Huffington Post published Ratigan’s post regarding his interview with Lerner on Saturday. The post was little more than a transcript of Lerner lecturing at the prompting of Ratigan’s enabling questions. Instead of addressing the controversy or the actual comments made by Lerner at Left Forum, Ratigan’s interview generally set up a platform for Lerner to reframe the debate from – Isn’t it Unlawful to Conspire to Crash the United States Financial System – to – Are Glenn Back and All Those Tea Partiers Shills for Wall Street?
Through the creative use of bold fonts, Ratigan highlights Lerner’s statements that, people like Beck are only referring to Lerner’s call for action as terrorism in an attempt to stifle speech; that we shouldn’t be paying back the banks because they got their money by stealing; and, why yes, Beck and the Tea Parties are shills for wall street.
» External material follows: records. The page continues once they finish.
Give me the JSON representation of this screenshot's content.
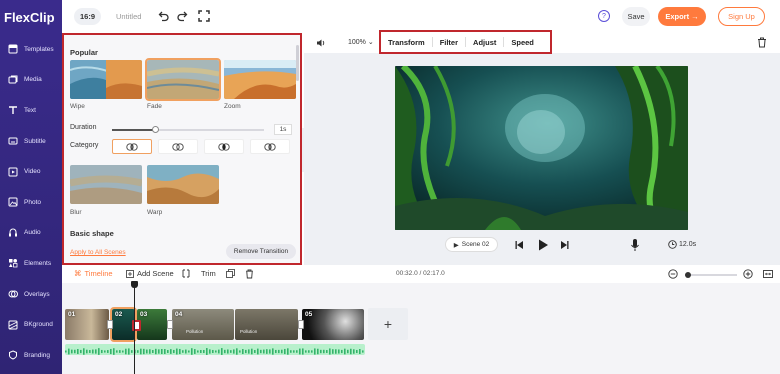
{
  "app": {
    "logo": "FlexClip",
    "aspect_ratio": "16:9",
    "project_title": "Untitled"
  },
  "header": {
    "save_label": "Save",
    "export_label": "Export →",
    "signup_label": "Sign Up",
    "help_label": "?"
  },
  "sidebar": {
    "items": [
      {
        "label": "Templates",
        "icon": "templates-icon"
      },
      {
        "label": "Media",
        "icon": "media-icon"
      },
      {
        "label": "Text",
        "icon": "text-icon"
      },
      {
        "label": "Subtitle",
        "icon": "subtitle-icon"
      },
      {
        "label": "Video",
        "icon": "video-icon"
      },
      {
        "label": "Photo",
        "icon": "photo-icon"
      },
      {
        "label": "Audio",
        "icon": "audio-icon"
      },
      {
        "label": "Elements",
        "icon": "elements-icon"
      },
      {
        "label": "Overlays",
        "icon": "overlays-icon"
      },
      {
        "label": "BKground",
        "icon": "background-icon"
      },
      {
        "label": "Branding",
        "icon": "branding-icon"
      }
    ]
  },
  "panel": {
    "popular_title": "Popular",
    "transitions": [
      {
        "label": "Wipe"
      },
      {
        "label": "Fade",
        "selected": true
      },
      {
        "label": "Zoom"
      }
    ],
    "duration_label": "Duration",
    "duration_value": "1s",
    "duration_fraction": 0.28,
    "category_label": "Category",
    "category_transitions": [
      {
        "label": "Blur"
      },
      {
        "label": "Warp"
      }
    ],
    "basic_shape_title": "Basic shape",
    "apply_all_label": "Apply to All Scenes",
    "remove_label": "Remove Transition"
  },
  "editor": {
    "zoom_value": "100%",
    "tabs": [
      "Transform",
      "Filter",
      "Adjust",
      "Speed"
    ],
    "scene_label": "Scene 02",
    "duration_text": "12.0s"
  },
  "timeline": {
    "timeline_label": "Timeline",
    "add_scene_label": "Add Scene",
    "trim_label": "Trim",
    "time_display": "00:32.0 / 02:17.0",
    "zoom_fraction": 0.0,
    "clips": [
      {
        "num": "01"
      },
      {
        "num": "02",
        "selected": true
      },
      {
        "num": "03"
      },
      {
        "num": "04",
        "caption": "Pollution"
      },
      {
        "num": "",
        "caption": "Pollution"
      },
      {
        "num": "05"
      }
    ],
    "add_label": "+"
  },
  "colors": {
    "sidebar": "#3a2b8c",
    "accent": "#ff7a3d",
    "highlight_box": "#c0272d",
    "selection": "#f0a060",
    "audio": "#b8f0cc"
  }
}
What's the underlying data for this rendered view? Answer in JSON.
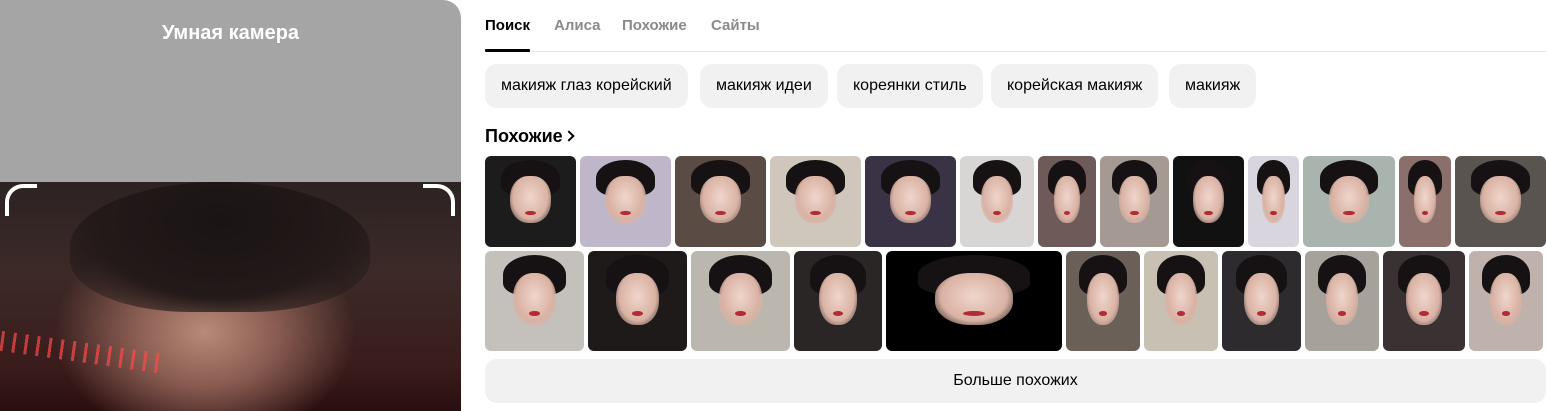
{
  "camera": {
    "title": "Умная камера"
  },
  "tabs": [
    {
      "label": "Поиск",
      "active": true
    },
    {
      "label": "Алиса",
      "active": false
    },
    {
      "label": "Похожие",
      "active": false
    },
    {
      "label": "Сайты",
      "active": false
    }
  ],
  "chips": [
    "макияж глаз корейский",
    "макияж идеи",
    "кореянки стиль",
    "корейская макияж",
    "макияж"
  ],
  "similar": {
    "title": "Похожие",
    "row1_backgrounds": [
      "#1c1c1c",
      "#bfb7c9",
      "#5a4c44",
      "#cfc6bc",
      "#3a3346",
      "#d8d6d4",
      "#6e5a58",
      "#a59a93",
      "#111111",
      "#d9d5de",
      "#a8b4ad",
      "#8a6f6a",
      "#5a5450"
    ],
    "row2_backgrounds": [
      "#c4c0bc",
      "#1e1a1a",
      "#bbb7ae",
      "#2a2626",
      "#000000",
      "#6a6058",
      "#c8c0b3",
      "#2d2b2e",
      "#a7a19c",
      "#3a3232",
      "#bfb2ad"
    ],
    "more_label": "Больше похожих"
  }
}
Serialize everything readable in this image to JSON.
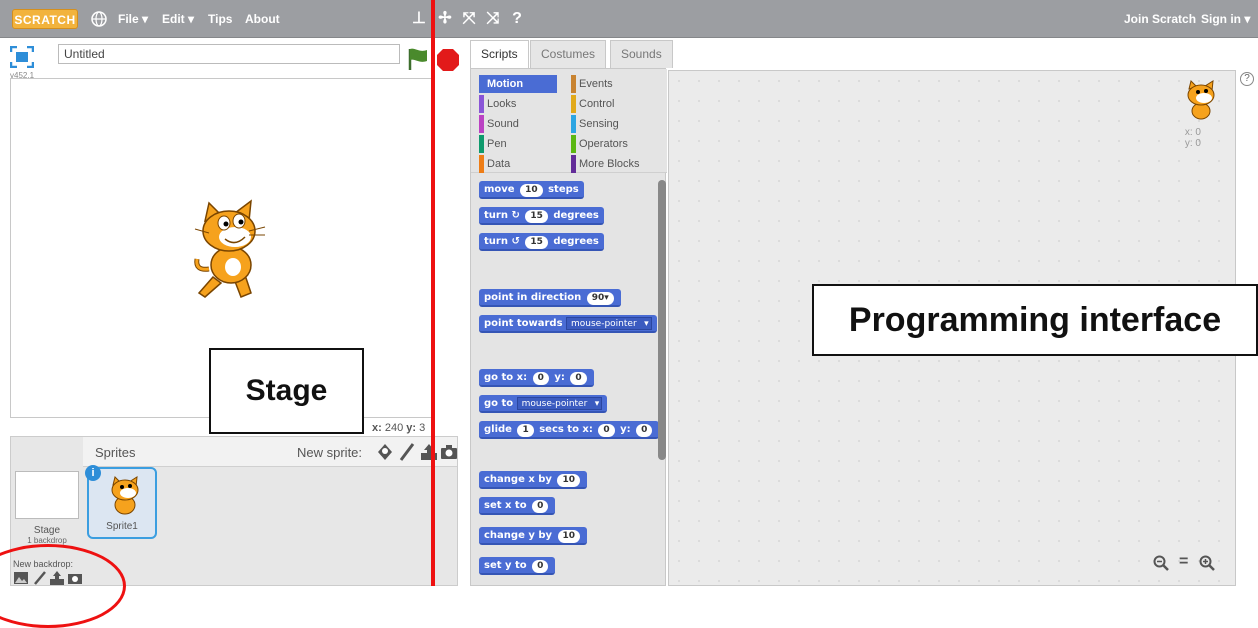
{
  "topbar": {
    "logo": "SCRATCH",
    "menu": [
      "File ▾",
      "Edit ▾",
      "Tips",
      "About"
    ],
    "join": "Join Scratch",
    "signin": "Sign in ▾"
  },
  "stage_header": {
    "project_title": "Untitled",
    "version": "v452.1"
  },
  "stage": {
    "coords_x_label": "x:",
    "coords_x": "240",
    "coords_y_label": "y:",
    "coords_y": "3"
  },
  "callouts": {
    "stage": "Stage",
    "programming": "Programming interface"
  },
  "sprites_panel": {
    "title": "Sprites",
    "new_sprite": "New sprite:",
    "stage_label": "Stage",
    "stage_backdrops": "1 backdrop",
    "sprite1": "Sprite1",
    "new_backdrop": "New backdrop:"
  },
  "tabs": [
    "Scripts",
    "Costumes",
    "Sounds"
  ],
  "categories": [
    {
      "label": "Motion",
      "color": "#4a6cd4",
      "selected": true
    },
    {
      "label": "Looks",
      "color": "#8a55d7"
    },
    {
      "label": "Sound",
      "color": "#bb42c3"
    },
    {
      "label": "Pen",
      "color": "#0e9a6c"
    },
    {
      "label": "Data",
      "color": "#ee7d16"
    },
    {
      "label": "Events",
      "color": "#c88330"
    },
    {
      "label": "Control",
      "color": "#e1a91a"
    },
    {
      "label": "Sensing",
      "color": "#2ca5e2"
    },
    {
      "label": "Operators",
      "color": "#5cb712"
    },
    {
      "label": "More Blocks",
      "color": "#632d99"
    }
  ],
  "blocks": {
    "move": {
      "pre": "move",
      "num": "10",
      "post": "steps"
    },
    "turn_cw": {
      "pre": "turn",
      "num": "15",
      "post": "degrees"
    },
    "turn_ccw": {
      "pre": "turn",
      "num": "15",
      "post": "degrees"
    },
    "point_dir": {
      "pre": "point in direction",
      "num": "90▾"
    },
    "point_towards": {
      "pre": "point towards",
      "drop": "mouse-pointer"
    },
    "goto_xy": {
      "pre": "go to x:",
      "x": "0",
      "mid": "y:",
      "y": "0"
    },
    "goto": {
      "pre": "go to",
      "drop": "mouse-pointer"
    },
    "glide": {
      "pre": "glide",
      "secs": "1",
      "mid": "secs to x:",
      "x": "0",
      "mid2": "y:",
      "y": "0"
    },
    "change_x": {
      "pre": "change x by",
      "num": "10"
    },
    "set_x": {
      "pre": "set x to",
      "num": "0"
    },
    "change_y": {
      "pre": "change y by",
      "num": "10"
    },
    "set_y": {
      "pre": "set y to",
      "num": "0"
    }
  },
  "scripts_area": {
    "x_label": "x: 0",
    "y_label": "y: 0",
    "help": "?",
    "zoom_out": "−",
    "zoom_reset": "=",
    "zoom_in": "+"
  }
}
By doing so, Ratigan turns Lerner’s absurd call for a disruption of the U.S. financial system into a seemingly rational call for action against these supposed shills, thieves, and suppressers of free speech. Mr. Ratigan’s interview is not what most would call journalism. It is dissembling. And, Mr. Lerner’s call for a disruption of this country’s financial system, though perhaps not technically a call for terrorism, at the least resembles a conspiracy to conduct criminal mischief. Regardless, it is definitely not heroic.